N-gram Visualization

Here, we visualize inference for character-level n-gram language models using a trigram language model (predicting the next character based on the previous two characters) as an example. A trigram model was chosen so that the heatmap would be easier to visualize and allow rolling over with your mouse to see the probabilities, but this would work fine for a bigram or higher-order model as well. The model comes from the counts for each trigram during training (in this case on 30,000 names). Smoothing is applied to avoid zero probabilities.

These visualizations were inspired by my learning from Andrej Karpathy's ngram github repo, his excellent makemore video, and the very nice book chapter that he points to from the repo page. The model itself, along with the heatmap, are directly based on what Andrej has on the above repo. The random number generator used for sampling is my direct port to javascript of the one he uses in the repo so that sampling should be consistent given the same seed.

The first page (Explore) lets you familiarize yourself with a 2D heatmap representation of the conditional probability distributions for the next character given the previous two characters. With blanks selected for the initial characters, you can see and rollover the whole heatmap. You can choose characters to condition the heatmap and see the probabilities of the next character given those two characters.
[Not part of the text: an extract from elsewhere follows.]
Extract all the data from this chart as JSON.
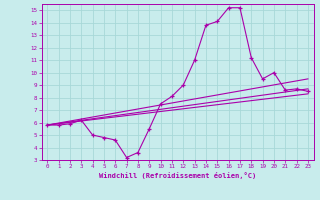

Conditional probabilities are also shown in three different graphical representations: a horizontal cumulative probability line, which will come into play when we start sampling on the following page, a probability mass function bar chart, and a heatmap row that only shows the relevant portion of the overall heatmap for the selected characters.

The second page (Sample) lets you sample from the conditional probability distributions and see how the probability distributions change as you continue to sample. You start by default with two return characters (\n\n), which gives an unbiased initial sample, but you can set these to whatever you want. Try the first couple of characters of your own name, for example.

The third page (Generate Names) lets you generate baby names by sampling from the n-gram model. Setting the birthday month and day seeds the random number generator, and pressing 'Generate names' will create 10 baby names.